Foto: BARBARA SAX/AFP/Getty Images

Die gestrige Rede von Bundespräsident Joachim Gauck zum Thema Europa ähnelte in großen Teilen den Wahlprogrammen unserer politischen Parteien: allgemeingehaltene, wohlklingende Worte, gegen die keiner wirklich etwas haben kann.

Eine Ausnahme davon war die Stelle, als Joachim Gauck einen europaweiten Fernsehsender vorschlug, „etwas wie Arte für alle“, mit „Reportagen über Firmengründer in Polen, junge Arbeitslose in Spanien oder Familienförderung in Dänemark“.

Dieser Vorschlag ist einerseits erfreulich konkret, er ist andererseits aber auch erstaunlich naiv.

Abgesehen davon, dass derlei Reportagen im Deutschen Fernsehen gegenwärtig schon zu sehen sind, stellt sich die Frage, ob Joachim Gauck wirklich glaubt, durch die Einrichtung eines Fernsehsenders ein gegenseitiges Interesse erzeugen zu können, welches dann irgendwann in eine gemeinsame europäische Öffentlichkeit mündet, auf deren Nichtvorhandensein Joachim Gauck zu Recht hinweist.

Der Vorschlag „Arte für alle“ steht exemplarisch für ein grundlegendes Problem, welches die Politik der europäischen Integration ständig begleitet: Das vereinte Europa steht immer wieder da als Idee einer politischen Elite. Diese politische Elite hat es sich, so scheint es, zur Aufgabe gemacht, die Bevölkerungen in der Weise zu erziehen, dass sie zu einem europäischen Volk werden, dass sie das nachvollziehen, was auf politischer und wirtschaftlicher Ebene bereits vorweggenommen wurde.

Die Politik geht voran, das Volk soll versuchen zu folgen; und wenn es das nicht tut, dann kann man ja einen Fernsehsender gründen.

Um es klar zu sagen: In einer Demokratie ist das die falsche Reihenfolge. Demokratisch wäre es, wenn die Bevölkerungen vorangehen, wenn in den Bevölkerungen der Wunsch nach einem Zusammenwachsen entsteht und wenn die Politik diesen Wunsch lediglich unterstützend begleitet.

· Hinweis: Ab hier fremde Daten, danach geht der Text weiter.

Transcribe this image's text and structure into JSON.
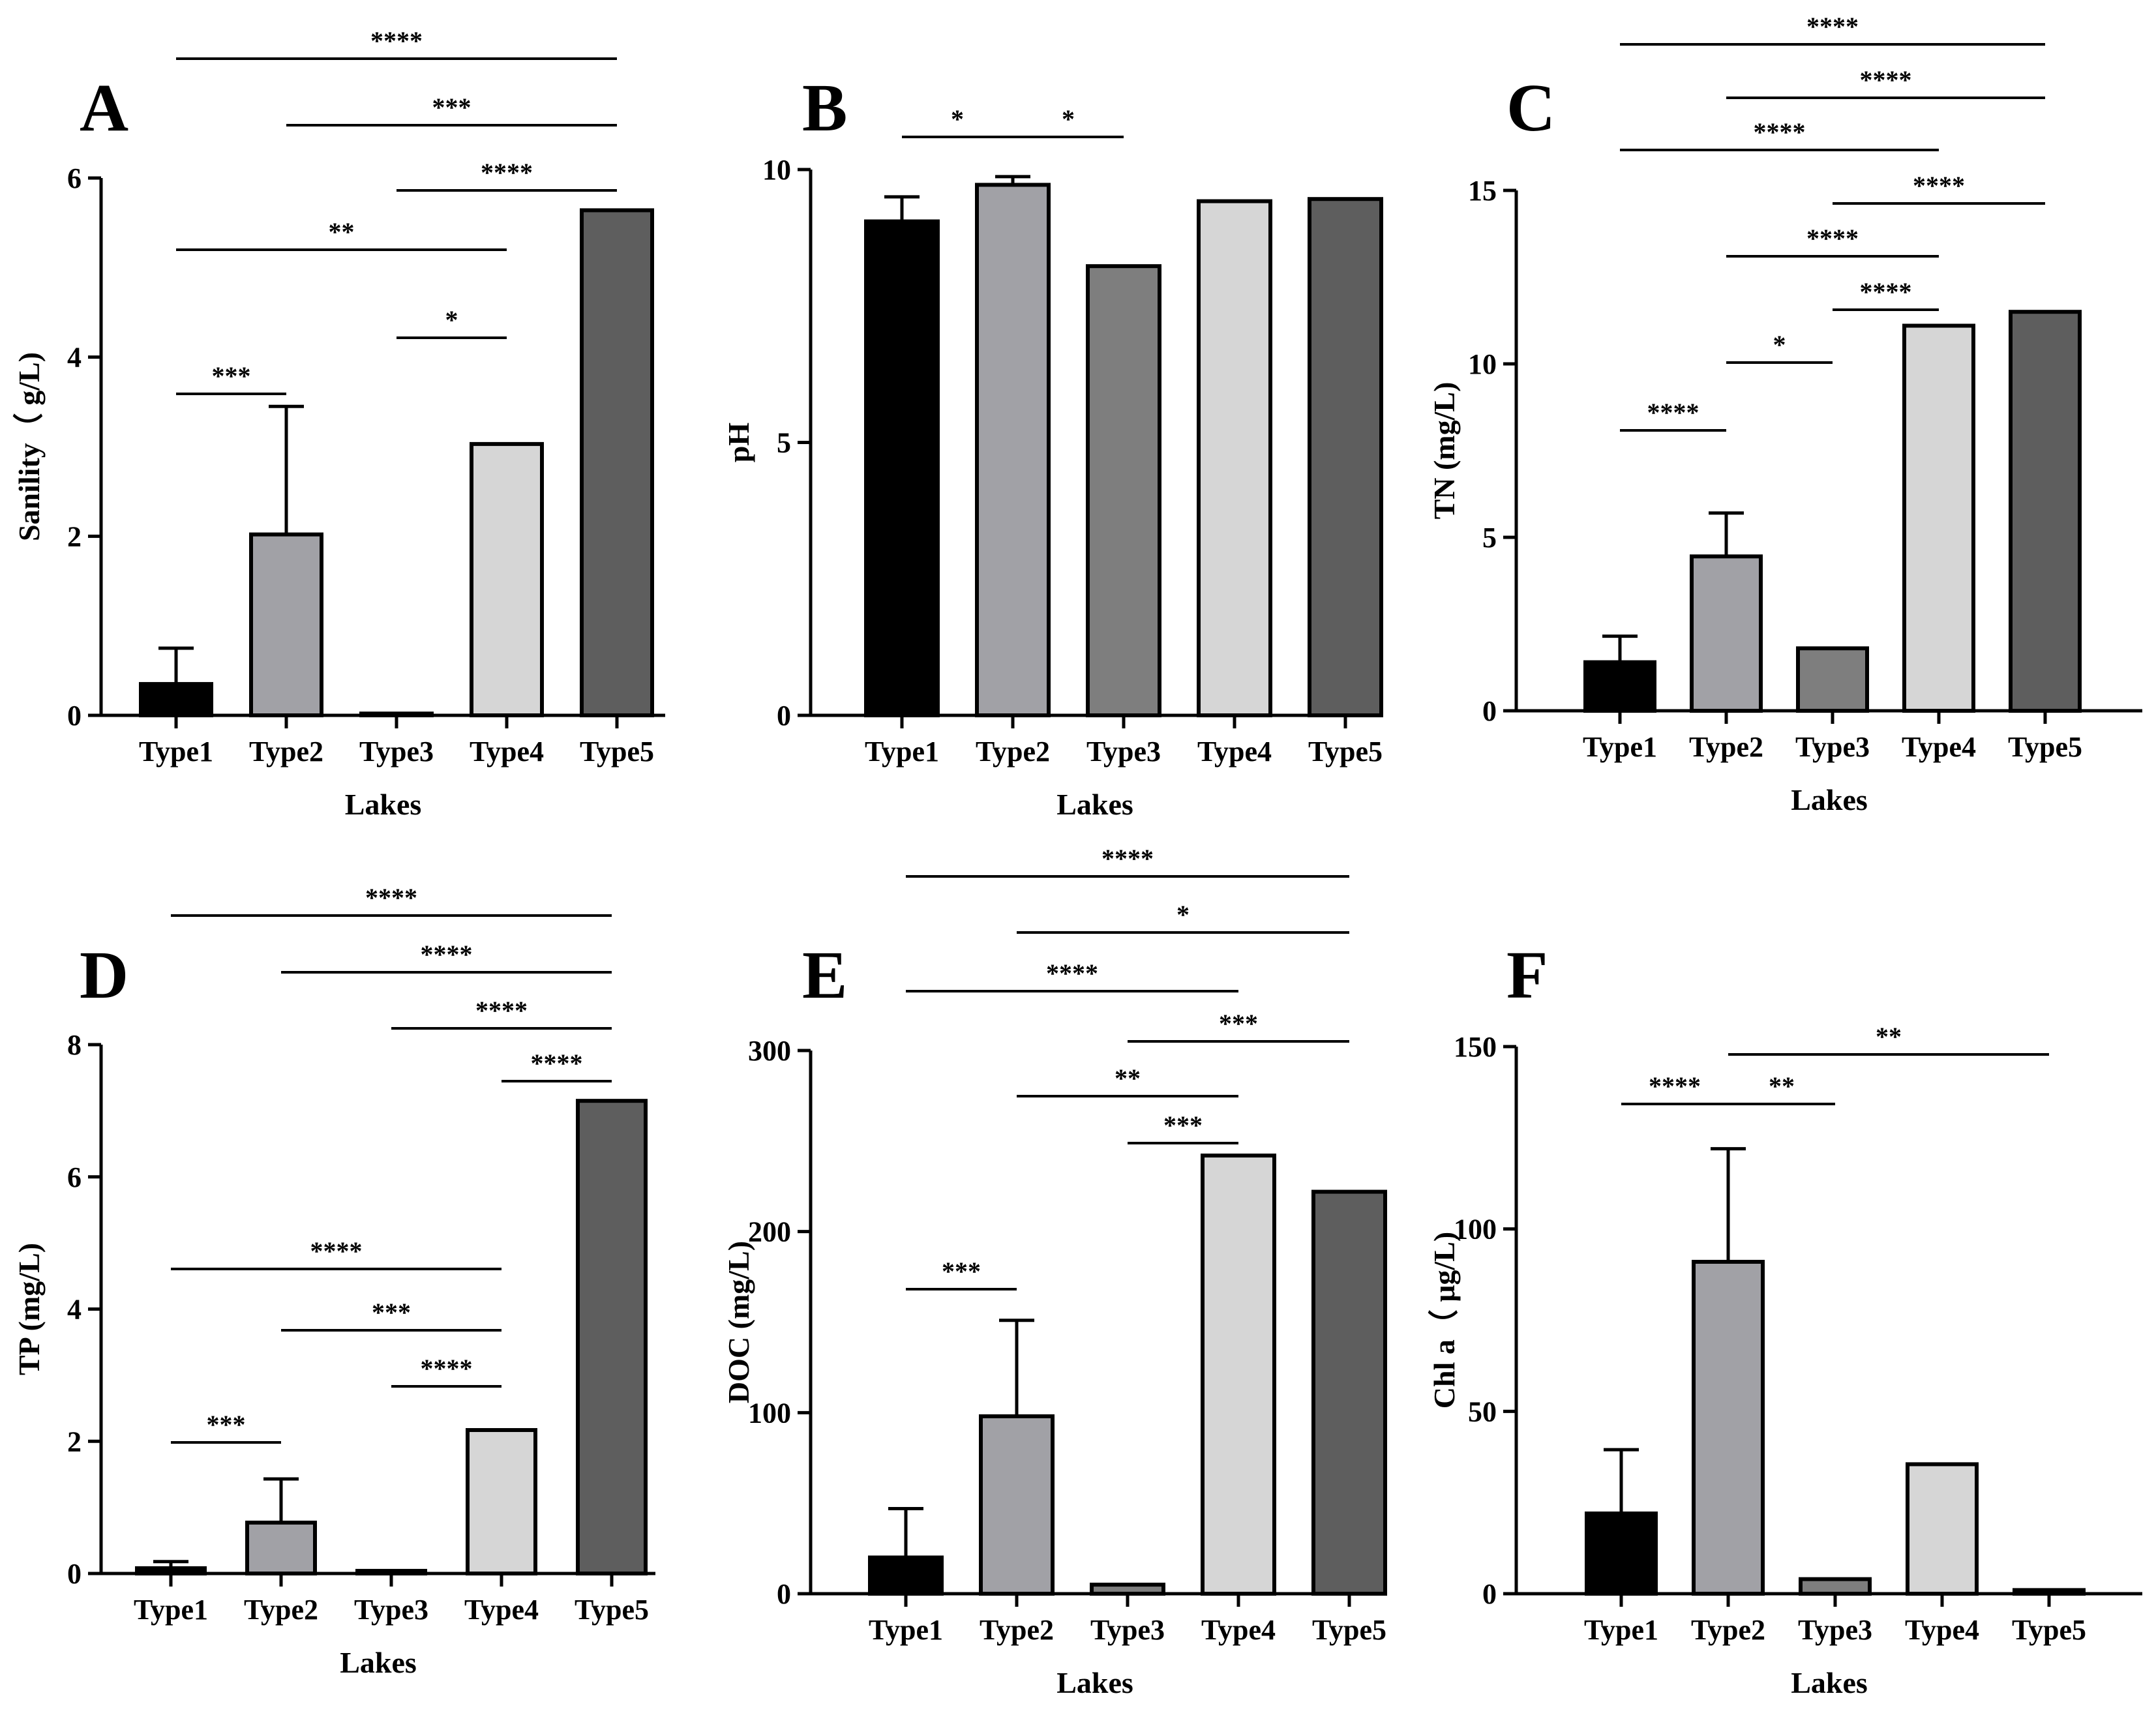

Im Grunde hat Joachim Gauck dieses grundlegende Problem in seiner Rede benannt: Einige Minuten vor seinem Vorschlag „Arte-für-alle“ zitiert er den Italienischen Schriftsteller und Politiker Massimo D'Azeglio mit den Worten: "Italien haben wir geschaffen, nun müssen wir die Italiener schaffen". Dies hat D'Azeglio im Jahr 1861 gesagt, im Jahr der italienischen Vereinigung.

Die politische Elite erweckt immer wieder den Eindruck, sie wolle, frei nach D'Azeglio, nachdem sie Europa geschaffen habe, auch die Europäer schaffen, sei es auch mit „Arte für alle“.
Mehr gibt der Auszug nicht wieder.